Conal-Tuohy / PROV-Solr-API-Tools

Provides additional tools for working with PROV's Solr API
Apache License 2.0
1 stars 0 forks source link

date range #15

Closed asaletourneau closed 2 years ago

asaletourneau commented 2 years ago

Whilst an api query for dawn fraser for the date range 30/11/1956 - 01121956 doesn't return a result i.e.

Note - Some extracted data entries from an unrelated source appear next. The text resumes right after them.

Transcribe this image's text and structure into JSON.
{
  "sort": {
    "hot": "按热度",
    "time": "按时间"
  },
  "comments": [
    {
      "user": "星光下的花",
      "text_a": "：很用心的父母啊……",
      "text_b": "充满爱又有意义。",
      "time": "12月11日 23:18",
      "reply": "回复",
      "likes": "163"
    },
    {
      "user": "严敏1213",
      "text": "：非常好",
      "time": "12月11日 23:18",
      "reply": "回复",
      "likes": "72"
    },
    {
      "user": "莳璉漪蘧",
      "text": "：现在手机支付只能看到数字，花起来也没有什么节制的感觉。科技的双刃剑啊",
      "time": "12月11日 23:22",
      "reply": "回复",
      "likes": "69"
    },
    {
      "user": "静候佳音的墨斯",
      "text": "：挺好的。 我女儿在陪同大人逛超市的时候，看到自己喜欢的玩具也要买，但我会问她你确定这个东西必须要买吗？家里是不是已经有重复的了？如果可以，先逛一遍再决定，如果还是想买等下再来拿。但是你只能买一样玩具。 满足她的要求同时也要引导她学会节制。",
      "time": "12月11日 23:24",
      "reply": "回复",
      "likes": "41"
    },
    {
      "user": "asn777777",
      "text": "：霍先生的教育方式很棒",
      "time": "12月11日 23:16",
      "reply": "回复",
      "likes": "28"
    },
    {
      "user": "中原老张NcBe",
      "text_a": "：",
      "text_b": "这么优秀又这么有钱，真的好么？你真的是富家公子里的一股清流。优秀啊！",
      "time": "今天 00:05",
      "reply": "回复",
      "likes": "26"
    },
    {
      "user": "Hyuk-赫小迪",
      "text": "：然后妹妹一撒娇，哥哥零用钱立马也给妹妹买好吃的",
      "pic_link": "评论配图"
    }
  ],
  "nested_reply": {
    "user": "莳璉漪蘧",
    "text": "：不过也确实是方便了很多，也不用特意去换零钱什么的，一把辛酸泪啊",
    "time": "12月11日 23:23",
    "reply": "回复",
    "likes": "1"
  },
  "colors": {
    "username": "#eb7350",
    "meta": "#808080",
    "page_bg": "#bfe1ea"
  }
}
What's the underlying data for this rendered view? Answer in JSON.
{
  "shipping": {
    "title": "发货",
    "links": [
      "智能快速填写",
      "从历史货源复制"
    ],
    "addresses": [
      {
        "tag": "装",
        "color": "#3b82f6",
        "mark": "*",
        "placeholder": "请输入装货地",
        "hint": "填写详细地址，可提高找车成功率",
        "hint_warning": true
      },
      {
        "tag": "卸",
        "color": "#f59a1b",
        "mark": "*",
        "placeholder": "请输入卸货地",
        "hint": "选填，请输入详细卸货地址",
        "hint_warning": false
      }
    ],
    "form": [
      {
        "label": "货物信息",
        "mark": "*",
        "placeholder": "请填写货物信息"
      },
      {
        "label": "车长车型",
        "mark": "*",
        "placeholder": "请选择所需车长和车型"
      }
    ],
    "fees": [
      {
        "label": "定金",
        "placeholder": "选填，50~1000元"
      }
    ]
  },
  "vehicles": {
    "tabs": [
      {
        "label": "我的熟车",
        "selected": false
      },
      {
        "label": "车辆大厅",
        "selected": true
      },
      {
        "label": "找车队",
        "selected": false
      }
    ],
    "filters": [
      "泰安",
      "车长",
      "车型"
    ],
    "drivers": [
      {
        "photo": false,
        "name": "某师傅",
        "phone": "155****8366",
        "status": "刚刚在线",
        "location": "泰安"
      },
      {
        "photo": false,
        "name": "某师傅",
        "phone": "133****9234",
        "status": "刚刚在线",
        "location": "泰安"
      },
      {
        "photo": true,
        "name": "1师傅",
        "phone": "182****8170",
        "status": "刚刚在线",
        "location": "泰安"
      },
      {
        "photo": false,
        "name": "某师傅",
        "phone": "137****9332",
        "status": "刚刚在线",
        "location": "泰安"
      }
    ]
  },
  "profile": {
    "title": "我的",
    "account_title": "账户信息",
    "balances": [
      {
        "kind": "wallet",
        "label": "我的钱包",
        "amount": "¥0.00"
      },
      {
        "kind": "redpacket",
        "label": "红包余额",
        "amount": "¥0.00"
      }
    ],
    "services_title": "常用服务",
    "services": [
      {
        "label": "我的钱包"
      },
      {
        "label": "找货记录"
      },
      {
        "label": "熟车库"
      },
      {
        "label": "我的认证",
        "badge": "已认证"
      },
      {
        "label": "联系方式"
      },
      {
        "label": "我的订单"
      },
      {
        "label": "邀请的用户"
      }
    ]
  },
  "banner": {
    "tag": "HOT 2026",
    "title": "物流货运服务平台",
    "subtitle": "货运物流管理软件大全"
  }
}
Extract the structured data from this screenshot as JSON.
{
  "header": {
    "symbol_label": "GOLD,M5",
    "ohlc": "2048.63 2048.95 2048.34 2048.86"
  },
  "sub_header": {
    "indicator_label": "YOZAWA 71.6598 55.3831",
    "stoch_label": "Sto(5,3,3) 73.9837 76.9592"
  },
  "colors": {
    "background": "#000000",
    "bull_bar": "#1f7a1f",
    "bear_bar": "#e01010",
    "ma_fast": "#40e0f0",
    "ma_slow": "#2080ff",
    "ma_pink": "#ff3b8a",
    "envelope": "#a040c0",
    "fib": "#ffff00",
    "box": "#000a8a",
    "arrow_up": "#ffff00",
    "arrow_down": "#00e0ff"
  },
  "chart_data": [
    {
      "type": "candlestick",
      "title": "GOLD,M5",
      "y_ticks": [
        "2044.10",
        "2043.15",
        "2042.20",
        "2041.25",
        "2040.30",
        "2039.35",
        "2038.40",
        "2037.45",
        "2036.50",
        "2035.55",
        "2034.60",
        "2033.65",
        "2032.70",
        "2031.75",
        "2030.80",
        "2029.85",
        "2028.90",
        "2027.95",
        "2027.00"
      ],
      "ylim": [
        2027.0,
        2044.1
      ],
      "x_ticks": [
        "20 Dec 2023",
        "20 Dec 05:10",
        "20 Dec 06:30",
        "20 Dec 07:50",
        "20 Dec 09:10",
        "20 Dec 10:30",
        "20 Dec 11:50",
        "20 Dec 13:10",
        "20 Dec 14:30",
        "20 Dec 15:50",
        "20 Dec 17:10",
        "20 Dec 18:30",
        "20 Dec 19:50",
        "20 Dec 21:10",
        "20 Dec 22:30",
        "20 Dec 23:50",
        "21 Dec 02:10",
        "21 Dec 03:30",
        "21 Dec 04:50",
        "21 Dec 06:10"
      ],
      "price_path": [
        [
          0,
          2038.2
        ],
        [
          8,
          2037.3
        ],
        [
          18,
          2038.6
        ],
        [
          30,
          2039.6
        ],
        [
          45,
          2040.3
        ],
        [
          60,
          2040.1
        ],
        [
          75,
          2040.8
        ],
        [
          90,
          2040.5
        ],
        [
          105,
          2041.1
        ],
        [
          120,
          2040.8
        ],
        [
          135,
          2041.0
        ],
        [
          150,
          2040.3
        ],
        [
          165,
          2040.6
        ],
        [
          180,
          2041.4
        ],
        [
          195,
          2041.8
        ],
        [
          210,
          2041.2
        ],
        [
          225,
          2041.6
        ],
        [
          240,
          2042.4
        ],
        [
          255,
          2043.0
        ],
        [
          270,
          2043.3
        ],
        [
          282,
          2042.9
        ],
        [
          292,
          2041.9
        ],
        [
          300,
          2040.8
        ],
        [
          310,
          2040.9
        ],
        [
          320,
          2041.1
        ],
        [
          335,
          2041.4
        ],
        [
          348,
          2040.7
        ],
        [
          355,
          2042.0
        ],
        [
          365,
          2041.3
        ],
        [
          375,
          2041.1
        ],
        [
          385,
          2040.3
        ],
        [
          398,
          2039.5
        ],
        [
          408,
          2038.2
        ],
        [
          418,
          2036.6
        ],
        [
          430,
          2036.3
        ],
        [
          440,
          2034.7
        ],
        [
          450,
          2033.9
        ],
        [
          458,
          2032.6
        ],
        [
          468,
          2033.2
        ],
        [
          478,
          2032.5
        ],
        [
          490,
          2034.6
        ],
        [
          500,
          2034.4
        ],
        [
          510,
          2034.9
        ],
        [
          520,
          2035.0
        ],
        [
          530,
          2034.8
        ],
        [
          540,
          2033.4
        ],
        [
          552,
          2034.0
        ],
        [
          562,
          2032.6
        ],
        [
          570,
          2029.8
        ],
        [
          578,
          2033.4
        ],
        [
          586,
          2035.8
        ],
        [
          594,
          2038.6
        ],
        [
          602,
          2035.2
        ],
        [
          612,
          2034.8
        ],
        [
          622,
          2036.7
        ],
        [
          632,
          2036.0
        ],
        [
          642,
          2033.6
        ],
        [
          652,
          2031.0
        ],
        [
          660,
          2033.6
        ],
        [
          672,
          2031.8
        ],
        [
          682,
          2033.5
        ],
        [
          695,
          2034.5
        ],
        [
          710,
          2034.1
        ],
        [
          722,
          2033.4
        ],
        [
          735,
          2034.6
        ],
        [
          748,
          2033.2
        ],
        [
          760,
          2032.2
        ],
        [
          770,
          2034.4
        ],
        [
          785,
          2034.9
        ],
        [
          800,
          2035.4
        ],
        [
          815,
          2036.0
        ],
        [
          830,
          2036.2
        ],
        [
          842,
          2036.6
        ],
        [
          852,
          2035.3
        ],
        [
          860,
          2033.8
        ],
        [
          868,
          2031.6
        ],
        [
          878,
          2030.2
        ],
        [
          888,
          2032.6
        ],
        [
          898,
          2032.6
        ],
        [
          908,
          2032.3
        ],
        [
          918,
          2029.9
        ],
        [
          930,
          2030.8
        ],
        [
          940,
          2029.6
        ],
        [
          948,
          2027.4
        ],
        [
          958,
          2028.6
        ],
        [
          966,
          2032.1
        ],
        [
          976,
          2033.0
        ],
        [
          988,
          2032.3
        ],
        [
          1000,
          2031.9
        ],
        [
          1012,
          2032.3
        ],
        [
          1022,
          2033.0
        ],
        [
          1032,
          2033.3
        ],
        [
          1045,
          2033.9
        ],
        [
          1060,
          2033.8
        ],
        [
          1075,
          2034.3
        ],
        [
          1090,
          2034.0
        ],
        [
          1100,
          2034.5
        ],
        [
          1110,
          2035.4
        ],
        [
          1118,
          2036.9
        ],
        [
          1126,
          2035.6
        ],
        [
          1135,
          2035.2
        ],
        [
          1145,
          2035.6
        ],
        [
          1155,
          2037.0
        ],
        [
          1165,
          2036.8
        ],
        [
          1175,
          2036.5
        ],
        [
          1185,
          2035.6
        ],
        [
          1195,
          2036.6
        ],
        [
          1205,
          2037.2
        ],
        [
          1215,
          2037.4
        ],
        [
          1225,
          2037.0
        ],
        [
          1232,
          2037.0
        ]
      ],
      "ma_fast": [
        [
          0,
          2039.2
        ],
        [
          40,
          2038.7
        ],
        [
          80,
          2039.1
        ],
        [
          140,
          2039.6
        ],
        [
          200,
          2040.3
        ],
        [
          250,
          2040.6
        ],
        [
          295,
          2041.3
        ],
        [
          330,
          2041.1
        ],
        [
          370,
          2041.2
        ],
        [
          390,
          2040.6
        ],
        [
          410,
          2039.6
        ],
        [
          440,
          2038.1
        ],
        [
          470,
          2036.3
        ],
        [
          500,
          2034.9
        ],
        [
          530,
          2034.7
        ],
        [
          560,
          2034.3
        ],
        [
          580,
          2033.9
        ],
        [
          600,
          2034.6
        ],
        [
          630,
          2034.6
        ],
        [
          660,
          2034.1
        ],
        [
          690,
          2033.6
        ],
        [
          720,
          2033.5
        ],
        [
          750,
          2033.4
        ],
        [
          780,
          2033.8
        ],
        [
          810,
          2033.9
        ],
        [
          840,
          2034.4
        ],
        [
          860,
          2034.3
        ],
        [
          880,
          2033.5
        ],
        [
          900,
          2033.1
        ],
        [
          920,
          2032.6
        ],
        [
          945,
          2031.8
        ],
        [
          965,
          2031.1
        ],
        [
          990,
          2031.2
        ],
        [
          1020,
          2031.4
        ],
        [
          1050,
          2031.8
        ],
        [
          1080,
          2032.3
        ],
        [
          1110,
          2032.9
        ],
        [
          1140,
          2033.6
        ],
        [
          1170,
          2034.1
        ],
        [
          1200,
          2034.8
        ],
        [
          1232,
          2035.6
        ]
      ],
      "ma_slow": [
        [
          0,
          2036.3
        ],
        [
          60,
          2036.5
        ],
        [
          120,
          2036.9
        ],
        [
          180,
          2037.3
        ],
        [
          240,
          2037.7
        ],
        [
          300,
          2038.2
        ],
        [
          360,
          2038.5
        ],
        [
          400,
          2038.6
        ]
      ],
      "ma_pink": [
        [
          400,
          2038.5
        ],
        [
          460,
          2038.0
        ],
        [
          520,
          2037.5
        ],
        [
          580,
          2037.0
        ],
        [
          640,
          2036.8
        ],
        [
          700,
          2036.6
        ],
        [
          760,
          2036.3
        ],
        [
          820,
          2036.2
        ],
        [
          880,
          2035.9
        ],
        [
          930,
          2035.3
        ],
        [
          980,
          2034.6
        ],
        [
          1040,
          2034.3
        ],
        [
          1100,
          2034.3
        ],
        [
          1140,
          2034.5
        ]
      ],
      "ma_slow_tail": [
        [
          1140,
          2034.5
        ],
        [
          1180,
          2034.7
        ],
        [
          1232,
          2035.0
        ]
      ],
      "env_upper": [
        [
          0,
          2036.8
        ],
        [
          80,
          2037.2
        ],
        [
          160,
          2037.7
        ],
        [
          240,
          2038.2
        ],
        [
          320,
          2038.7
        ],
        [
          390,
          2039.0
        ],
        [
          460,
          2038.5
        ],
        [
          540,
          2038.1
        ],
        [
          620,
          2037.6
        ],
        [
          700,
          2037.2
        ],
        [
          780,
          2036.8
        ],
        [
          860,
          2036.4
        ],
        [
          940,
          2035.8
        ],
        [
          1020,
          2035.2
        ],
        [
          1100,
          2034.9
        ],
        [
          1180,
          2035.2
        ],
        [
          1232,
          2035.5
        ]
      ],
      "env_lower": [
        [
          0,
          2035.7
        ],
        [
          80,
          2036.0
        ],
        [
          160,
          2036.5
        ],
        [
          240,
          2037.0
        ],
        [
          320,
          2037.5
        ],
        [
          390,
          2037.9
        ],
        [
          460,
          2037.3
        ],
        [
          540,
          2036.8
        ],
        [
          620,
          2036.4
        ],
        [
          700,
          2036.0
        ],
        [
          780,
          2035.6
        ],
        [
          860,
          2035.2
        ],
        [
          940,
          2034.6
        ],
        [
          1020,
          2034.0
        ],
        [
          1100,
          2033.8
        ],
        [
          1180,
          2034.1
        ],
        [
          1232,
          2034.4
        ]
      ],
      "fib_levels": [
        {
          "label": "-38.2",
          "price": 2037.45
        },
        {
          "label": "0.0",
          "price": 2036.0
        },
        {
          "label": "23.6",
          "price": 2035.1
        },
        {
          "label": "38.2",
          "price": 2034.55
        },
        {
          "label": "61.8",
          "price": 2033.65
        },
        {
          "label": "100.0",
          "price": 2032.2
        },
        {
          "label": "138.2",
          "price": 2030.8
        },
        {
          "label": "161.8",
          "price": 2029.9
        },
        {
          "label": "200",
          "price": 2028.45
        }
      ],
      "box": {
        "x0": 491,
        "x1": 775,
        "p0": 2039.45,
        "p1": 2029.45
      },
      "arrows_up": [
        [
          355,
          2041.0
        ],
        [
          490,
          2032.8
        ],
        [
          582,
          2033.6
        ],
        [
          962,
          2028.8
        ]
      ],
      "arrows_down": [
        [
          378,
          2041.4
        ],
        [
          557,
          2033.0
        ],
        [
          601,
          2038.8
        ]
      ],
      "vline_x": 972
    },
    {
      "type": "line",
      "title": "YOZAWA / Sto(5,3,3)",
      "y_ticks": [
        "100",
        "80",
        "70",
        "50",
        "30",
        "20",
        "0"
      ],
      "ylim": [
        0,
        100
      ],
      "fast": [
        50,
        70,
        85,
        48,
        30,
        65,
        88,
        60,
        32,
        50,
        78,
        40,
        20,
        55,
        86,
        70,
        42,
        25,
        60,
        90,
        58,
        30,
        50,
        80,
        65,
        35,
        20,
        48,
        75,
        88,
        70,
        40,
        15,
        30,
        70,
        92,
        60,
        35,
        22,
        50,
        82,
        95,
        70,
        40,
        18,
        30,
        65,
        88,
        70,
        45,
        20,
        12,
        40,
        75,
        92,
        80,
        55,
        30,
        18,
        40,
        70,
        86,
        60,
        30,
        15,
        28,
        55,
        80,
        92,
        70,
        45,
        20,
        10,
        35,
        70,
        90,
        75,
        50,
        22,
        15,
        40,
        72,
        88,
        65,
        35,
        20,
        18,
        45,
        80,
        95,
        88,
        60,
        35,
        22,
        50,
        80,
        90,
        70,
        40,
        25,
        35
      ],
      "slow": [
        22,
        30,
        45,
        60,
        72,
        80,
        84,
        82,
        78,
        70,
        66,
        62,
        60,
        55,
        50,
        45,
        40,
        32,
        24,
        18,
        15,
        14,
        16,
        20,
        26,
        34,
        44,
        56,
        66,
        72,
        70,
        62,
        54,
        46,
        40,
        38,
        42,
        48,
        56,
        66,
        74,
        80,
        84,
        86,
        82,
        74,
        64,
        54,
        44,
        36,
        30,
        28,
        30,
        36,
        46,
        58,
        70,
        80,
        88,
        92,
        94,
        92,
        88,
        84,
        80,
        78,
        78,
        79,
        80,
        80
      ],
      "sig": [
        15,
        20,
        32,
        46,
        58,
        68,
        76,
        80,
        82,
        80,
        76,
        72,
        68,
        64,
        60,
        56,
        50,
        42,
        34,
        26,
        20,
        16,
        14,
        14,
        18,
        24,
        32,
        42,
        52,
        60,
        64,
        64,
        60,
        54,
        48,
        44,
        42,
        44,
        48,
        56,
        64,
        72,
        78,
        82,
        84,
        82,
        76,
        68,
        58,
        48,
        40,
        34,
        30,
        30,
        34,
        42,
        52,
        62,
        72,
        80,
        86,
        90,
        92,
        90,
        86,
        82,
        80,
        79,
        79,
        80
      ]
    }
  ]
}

Query URL: http://prov.conaltuohy.com/search/query?wt=xml&q=(text%3A(dawn%20fraser))%20AND%20(start_dt%3A(1956-11-30))%20AND%20(end_dt%3A(1956-12-01))

the api query for dawn fraser for the date range 30/11/1956 - 30/11/1956 does i.e http://prov.conaltuohy.com/search/query?wt=xml&q=(text%3A(dawn%20fraser))%20AND%20(start_dt%3A(1956-11-30))%20AND%20(end_dt%3A(1956-11-30))

The actual record (photo) on the prov website is dated 30/11/1956 i.e. https://prov.vic.gov.au/archive/0FF228DD-F7F4-11E9-AE98-BD191AD9064B?image=1

NOTE! The prov website coll;ection searcvh for using a facet date range of 1956-1957 does return a result i.e. https://prov.vic.gov.au/search_journey/select?keywords=dawn%20fraser&start_date=1956&end_date=1957&rows=10&iud=true&modifier=ALL_WORDS

Conal-Tuohy commented 2 years ago

Allow the HTML element to specify the comparison operator to be used, e.g.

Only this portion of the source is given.